では、ジュエリーはどうすれば本当の意味でブランドになれるのか。

第一に必要なのは、素材説明から価値説明への転換だ。ダイヤモンドのグレードや地金の純度を説明することは重要だが、それはあくまで品質保証の一部であって、ブランド価値の中心ではない。

必要なのは、なぜこのデザインなのか、なぜこのブランドが存在するのか、なぜこの商品を選ぶことに意味があるのかを語ることだ。

第二に、顧客体験を設計することだ。購入前の情報発信、店舗での接客、納品時の演出、購入後のフォロー、修理やリフォームへの対応まで、すべてがブランド価値を形成する。

第三に、教育だ。販売員が素材の知識に加えて、ブランドの思想やデザインの背景、顧客心理を理解していなければ、価格の説明はすぐに原価や相場へ戻ってしまう。

ジュエリー業界に必要なのは、宝石の知識に加えて、ブランドを語る知識だ。

価格競争から抜け出すために

ラボグロウンダイヤモンドの登場により、ダイヤモンドの価格構造は大きく変化した。これによって、ジュエリー業界では「価格破壊」が起きていると言われることがある。

しかし、本質的には少し違う。価格破壊が起きたのではなく、素材価値に依存してきたビジネスモデルの弱さが可視化されたのだ。

天然であれ、ラボグロウンであれ、素材価値だけを訴求すれば価格比較から逃れることはできない。
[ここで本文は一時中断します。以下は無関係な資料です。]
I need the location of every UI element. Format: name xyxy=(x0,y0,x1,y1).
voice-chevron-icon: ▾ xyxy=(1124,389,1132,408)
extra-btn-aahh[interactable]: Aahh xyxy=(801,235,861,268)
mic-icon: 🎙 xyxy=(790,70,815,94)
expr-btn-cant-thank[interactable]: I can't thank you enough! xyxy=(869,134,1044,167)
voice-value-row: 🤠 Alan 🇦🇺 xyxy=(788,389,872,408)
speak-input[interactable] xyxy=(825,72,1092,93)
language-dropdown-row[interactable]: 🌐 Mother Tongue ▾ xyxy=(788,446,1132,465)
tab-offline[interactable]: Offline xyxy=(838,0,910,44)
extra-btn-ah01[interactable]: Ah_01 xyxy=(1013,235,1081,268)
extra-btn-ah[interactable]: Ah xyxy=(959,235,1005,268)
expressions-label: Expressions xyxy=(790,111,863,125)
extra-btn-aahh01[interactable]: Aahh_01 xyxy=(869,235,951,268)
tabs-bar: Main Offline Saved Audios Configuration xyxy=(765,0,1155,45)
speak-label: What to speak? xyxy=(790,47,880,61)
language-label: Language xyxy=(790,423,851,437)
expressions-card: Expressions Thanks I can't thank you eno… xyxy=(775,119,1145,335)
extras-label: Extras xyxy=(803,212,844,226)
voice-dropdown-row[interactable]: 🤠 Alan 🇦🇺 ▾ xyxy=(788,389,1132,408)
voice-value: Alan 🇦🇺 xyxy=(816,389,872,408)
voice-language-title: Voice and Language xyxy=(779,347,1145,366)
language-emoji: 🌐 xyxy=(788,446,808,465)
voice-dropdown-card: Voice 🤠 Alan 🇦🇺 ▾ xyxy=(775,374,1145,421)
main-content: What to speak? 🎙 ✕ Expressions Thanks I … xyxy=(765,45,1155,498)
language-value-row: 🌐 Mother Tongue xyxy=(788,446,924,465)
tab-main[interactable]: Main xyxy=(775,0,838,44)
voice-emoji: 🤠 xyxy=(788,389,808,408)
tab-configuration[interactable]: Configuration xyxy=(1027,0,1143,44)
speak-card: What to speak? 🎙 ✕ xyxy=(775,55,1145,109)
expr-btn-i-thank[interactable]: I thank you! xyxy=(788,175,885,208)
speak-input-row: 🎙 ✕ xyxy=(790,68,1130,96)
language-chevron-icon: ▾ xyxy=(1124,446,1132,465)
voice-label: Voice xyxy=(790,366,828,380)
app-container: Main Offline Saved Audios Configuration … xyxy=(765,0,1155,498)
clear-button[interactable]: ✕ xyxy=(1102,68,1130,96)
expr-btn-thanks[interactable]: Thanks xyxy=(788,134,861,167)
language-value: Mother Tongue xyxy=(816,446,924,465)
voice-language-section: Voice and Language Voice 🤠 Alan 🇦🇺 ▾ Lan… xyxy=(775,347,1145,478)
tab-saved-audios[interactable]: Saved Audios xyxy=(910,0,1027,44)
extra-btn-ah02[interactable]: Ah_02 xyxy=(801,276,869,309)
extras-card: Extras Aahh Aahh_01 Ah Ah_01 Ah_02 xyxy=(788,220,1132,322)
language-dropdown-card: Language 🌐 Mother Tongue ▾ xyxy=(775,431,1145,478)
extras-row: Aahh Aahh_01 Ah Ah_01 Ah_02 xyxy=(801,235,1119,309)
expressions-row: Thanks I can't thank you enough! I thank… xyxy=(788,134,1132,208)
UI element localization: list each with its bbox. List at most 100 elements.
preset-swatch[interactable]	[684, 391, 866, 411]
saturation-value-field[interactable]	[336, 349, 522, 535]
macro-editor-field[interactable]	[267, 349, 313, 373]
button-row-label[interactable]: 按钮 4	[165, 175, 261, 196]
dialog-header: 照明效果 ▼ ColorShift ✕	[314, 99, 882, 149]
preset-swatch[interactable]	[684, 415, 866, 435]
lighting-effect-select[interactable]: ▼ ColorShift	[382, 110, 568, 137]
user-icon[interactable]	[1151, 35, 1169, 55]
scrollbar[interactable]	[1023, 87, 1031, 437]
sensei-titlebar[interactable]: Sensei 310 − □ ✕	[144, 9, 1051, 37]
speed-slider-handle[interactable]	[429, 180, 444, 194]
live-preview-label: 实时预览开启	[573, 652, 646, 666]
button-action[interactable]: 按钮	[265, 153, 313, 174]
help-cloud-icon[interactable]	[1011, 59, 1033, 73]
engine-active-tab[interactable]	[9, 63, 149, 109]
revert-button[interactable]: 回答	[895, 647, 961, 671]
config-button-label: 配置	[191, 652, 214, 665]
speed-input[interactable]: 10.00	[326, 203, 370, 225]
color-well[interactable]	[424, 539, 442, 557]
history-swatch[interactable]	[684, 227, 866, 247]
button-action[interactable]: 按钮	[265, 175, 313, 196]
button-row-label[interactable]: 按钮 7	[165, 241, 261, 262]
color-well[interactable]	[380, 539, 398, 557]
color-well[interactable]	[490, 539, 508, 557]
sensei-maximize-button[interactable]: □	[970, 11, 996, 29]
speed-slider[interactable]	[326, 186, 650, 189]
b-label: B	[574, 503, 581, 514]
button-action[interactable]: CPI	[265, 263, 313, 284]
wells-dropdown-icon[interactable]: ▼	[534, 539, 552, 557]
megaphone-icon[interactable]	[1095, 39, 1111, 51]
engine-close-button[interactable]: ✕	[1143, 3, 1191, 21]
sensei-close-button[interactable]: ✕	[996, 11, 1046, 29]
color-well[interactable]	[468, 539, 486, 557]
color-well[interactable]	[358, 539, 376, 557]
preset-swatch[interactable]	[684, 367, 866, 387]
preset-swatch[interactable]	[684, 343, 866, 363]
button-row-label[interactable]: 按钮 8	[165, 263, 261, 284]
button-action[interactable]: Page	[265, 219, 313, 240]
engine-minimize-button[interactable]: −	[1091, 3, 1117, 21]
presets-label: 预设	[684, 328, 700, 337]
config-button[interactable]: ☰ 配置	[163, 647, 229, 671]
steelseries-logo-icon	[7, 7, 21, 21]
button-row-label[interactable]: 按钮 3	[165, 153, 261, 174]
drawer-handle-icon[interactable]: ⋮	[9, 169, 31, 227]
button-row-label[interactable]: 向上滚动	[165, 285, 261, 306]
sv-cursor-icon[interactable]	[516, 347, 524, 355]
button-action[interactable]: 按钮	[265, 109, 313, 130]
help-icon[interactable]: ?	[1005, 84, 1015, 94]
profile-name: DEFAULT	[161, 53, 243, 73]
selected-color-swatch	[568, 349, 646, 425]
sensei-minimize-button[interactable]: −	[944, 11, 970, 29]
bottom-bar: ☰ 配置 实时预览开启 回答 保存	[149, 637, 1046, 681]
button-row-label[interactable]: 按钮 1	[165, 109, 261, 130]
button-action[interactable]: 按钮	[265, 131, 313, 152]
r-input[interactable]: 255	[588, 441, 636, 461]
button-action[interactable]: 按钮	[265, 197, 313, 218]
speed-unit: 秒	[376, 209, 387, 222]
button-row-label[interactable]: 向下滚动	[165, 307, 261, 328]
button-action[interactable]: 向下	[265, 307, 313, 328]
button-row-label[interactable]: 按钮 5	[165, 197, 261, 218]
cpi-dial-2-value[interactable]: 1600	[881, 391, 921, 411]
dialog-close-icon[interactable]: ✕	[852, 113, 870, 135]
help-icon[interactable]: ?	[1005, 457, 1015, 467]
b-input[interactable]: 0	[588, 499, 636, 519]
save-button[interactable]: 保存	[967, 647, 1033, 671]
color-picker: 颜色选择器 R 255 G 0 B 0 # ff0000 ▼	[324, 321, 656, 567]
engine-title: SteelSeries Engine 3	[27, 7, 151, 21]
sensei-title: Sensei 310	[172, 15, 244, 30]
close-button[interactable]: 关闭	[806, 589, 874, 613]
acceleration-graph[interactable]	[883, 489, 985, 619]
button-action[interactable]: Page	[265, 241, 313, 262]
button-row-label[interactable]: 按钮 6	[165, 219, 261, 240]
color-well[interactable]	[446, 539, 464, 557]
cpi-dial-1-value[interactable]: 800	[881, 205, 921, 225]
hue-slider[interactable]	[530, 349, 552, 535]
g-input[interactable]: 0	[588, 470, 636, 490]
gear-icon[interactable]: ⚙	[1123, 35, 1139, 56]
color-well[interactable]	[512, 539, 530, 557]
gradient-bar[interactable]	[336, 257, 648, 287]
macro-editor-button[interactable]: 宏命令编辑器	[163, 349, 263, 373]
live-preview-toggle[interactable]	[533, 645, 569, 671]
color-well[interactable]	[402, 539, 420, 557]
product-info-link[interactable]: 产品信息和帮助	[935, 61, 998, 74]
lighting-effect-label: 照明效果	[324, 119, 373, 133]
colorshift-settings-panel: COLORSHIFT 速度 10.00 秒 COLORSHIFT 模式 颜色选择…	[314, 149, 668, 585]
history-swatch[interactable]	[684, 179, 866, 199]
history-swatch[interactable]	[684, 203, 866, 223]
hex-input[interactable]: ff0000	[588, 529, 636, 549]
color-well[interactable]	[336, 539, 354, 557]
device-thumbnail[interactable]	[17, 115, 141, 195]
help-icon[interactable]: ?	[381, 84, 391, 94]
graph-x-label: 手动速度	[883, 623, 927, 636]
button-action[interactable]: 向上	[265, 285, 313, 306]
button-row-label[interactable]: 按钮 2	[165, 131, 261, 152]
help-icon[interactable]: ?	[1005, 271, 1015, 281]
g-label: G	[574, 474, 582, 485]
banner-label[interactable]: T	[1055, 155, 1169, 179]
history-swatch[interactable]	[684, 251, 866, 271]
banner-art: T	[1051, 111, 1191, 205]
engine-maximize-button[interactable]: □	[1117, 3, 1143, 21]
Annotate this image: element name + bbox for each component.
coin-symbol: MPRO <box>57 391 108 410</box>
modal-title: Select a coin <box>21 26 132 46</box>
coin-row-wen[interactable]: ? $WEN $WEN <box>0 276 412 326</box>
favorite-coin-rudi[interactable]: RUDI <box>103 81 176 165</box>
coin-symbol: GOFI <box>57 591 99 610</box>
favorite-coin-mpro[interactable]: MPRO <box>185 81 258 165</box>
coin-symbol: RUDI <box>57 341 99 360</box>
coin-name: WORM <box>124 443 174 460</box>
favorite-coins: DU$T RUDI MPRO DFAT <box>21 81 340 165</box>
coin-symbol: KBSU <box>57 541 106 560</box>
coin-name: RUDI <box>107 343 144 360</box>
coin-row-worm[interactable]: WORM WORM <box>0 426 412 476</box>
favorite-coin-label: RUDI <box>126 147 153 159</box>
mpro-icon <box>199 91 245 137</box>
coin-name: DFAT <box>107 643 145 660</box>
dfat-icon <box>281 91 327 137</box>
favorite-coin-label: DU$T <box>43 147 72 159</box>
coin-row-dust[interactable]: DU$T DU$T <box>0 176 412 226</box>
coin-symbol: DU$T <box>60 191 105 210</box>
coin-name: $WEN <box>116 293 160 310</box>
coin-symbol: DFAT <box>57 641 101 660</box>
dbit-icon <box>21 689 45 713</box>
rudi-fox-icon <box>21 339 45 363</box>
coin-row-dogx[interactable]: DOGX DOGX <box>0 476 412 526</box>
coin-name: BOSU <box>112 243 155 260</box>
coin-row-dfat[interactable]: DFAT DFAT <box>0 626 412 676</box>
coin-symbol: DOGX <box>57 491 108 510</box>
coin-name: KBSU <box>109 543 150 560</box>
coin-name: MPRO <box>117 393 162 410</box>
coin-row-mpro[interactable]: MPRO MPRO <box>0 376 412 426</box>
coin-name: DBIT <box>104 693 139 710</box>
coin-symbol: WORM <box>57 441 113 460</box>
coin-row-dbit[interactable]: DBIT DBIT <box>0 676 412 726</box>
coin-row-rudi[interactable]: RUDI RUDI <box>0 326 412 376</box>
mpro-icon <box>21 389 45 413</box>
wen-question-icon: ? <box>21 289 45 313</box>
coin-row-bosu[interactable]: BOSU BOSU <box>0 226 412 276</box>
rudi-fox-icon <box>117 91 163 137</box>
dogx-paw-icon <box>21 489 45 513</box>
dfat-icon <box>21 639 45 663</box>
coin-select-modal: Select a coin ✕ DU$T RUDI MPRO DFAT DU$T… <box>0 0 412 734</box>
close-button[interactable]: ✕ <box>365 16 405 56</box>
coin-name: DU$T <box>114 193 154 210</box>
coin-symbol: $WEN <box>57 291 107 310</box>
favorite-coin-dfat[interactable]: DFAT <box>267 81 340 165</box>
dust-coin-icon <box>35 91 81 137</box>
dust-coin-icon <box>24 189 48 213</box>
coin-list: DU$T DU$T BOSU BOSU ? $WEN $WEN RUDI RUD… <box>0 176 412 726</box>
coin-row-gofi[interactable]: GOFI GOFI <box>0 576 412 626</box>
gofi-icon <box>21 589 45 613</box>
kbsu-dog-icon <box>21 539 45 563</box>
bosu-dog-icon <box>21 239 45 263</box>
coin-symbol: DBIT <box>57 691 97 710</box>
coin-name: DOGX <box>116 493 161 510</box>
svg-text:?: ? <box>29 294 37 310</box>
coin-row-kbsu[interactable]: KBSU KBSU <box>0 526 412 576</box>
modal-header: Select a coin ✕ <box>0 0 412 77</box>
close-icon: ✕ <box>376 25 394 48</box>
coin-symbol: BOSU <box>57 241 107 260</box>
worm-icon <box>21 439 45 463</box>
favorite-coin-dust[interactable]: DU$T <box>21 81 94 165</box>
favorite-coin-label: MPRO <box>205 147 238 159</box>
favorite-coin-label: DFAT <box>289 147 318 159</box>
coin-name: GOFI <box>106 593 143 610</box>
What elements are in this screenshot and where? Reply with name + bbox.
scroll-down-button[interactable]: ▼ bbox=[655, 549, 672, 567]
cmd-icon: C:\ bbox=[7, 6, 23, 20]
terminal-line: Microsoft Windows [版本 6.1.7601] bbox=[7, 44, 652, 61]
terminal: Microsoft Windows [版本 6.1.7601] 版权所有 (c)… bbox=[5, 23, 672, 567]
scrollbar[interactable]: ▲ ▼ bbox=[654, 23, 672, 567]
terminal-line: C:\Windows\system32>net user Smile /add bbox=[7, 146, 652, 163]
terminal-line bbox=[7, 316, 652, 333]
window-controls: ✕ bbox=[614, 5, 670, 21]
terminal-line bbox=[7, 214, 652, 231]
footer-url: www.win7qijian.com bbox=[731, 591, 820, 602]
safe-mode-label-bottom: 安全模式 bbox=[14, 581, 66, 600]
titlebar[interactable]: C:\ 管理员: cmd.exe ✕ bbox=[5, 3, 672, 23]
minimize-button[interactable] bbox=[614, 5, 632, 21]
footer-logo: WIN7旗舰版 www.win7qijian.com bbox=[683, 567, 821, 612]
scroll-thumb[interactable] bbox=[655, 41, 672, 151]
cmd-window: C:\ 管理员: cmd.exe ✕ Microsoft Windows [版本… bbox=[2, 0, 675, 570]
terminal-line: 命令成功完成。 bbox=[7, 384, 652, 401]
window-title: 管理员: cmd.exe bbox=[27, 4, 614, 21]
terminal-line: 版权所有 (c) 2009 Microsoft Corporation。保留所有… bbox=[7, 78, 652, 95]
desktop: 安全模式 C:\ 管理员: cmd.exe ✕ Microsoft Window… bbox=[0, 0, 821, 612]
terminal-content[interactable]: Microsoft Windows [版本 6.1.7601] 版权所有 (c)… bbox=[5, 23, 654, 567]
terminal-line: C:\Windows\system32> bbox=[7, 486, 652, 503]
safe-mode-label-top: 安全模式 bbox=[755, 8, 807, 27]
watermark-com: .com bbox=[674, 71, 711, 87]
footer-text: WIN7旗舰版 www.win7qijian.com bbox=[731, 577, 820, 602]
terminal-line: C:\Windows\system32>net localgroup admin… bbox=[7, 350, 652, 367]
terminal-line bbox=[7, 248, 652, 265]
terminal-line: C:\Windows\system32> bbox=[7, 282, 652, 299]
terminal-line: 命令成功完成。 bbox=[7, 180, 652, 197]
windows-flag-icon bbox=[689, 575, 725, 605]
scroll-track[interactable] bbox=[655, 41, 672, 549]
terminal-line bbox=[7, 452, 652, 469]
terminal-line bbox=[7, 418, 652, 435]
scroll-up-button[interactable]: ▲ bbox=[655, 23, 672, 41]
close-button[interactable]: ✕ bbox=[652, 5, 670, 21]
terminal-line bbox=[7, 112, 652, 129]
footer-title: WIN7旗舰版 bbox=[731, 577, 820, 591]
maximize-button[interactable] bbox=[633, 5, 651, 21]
逆に、ブランド価値を構築できれば、素材の違いを超えて顧客に選ばれる理由を作ることができる。

ジュエリーが目指すべきものは、単に「高い素材を使った商品」ではない。顧客がその価格を納得し、さらに喜んで支払いたくなる存在だ。

素材は価値の土台であり、ブランドはその上に築かれる物語だ。ジュエリー業界が本当にブランド化を目指すなら、まず「素材の値段」からジュエリーを解放しなければならない。